Das Portrait
: Chinas Mann in Hongkong

■ Tung Chee Hwa

Der Milliardär Tung Chee Hwa hatte in den letzten Wochen viel zu tun. Er besuchte Kindergärten, sagte Schülern guten Tag, und als neulich bei einem schrecklichen Hochhausbrand in Hongkongs dichtestbevölkertem Stadteil Kowloon viele Menschen starben, äußerte er Betroffenheit. Tung Chee Hwa tat so, als ob er auf Wahlkampftour sei. Das war eigentlich überflüssig, denn seit ihn Chinas Präsident Jiang Zemin im Januar in Peking mit einem Händedruck ehrte, war klar: Dieser Superreiche wird nächster Regierungsschef, Nachfolger von Chris Patten, wenn die britische Kronkolonie in der Nacht zum 1. Juli 1997 an die Volksrepublik China übergeben wird.

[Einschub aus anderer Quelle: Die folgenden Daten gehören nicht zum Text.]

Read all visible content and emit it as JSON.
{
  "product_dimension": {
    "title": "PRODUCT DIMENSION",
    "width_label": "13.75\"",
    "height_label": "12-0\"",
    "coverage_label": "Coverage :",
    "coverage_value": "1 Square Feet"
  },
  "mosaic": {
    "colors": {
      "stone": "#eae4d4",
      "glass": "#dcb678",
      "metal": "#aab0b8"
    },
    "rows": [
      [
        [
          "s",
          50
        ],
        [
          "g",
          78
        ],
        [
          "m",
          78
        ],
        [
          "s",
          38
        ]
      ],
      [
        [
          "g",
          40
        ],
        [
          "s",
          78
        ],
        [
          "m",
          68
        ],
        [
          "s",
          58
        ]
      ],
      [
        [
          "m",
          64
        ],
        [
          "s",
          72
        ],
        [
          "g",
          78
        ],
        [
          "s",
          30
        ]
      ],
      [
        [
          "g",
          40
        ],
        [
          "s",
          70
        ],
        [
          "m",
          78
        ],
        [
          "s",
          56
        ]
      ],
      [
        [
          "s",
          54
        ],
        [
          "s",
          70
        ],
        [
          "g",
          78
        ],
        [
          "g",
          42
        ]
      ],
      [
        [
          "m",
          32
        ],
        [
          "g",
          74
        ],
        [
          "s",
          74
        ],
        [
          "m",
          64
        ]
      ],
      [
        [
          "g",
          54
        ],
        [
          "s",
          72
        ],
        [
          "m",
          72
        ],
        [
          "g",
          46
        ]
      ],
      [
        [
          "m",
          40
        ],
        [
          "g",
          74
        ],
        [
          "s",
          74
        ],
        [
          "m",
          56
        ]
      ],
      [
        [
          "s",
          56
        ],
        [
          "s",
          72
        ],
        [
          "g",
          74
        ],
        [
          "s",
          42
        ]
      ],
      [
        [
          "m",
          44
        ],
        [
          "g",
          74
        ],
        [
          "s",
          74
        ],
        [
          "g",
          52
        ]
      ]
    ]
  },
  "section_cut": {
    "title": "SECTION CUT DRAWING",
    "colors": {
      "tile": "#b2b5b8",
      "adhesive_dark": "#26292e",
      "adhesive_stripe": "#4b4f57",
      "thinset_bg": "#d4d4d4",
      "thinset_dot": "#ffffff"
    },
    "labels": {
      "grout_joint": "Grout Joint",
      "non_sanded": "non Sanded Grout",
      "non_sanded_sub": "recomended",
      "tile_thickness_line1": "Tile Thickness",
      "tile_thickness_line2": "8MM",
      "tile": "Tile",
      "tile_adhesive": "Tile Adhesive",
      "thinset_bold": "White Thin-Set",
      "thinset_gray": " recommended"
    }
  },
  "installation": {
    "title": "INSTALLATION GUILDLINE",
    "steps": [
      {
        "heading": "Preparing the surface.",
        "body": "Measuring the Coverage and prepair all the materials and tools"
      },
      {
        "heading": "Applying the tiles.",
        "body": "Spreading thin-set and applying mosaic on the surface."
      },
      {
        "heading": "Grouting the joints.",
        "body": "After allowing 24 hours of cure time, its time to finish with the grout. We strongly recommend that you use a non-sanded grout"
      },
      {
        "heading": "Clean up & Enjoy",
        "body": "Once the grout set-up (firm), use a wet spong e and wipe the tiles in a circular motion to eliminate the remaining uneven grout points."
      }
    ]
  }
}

Gestern wurden in Hongkong dafür die letzten Formalitäten erledigt. Das vom pekingfreundlichen Vorbereitungskomitee ausgesuchte Wahlgremium einigte sich auf den Kronprinzen.

Der 59jährige Tung Chee Hwa kontrollierte bis Oktober eine der größten Reedereien der Welt, die von seinem Vater gegründete „Orient Overseas Container Lines“. Das Familienunternehmen wird jetzt von Tungs Bruder geführt. 1985/86 trudelte dieses Unternehmen in die Krise, und vorm Bankrott gerettet wurde es nur, weil Pekings mächtigster Mann in Hongkong, Henry Fok, ihm mit einem 120-Millionen-US- Dollar-Scheck aus der Patsche half. Es war die drittgrößte staatliche Rettungsaktion für einen Pleitekonzern. Big business, ein funktionierendes Beziehungsgeflecht und ein ausgeprägter China-Patriotismus sollen auch in Zukunft die „Sonderverwaltungszone“ Hongkong am Laufen halten.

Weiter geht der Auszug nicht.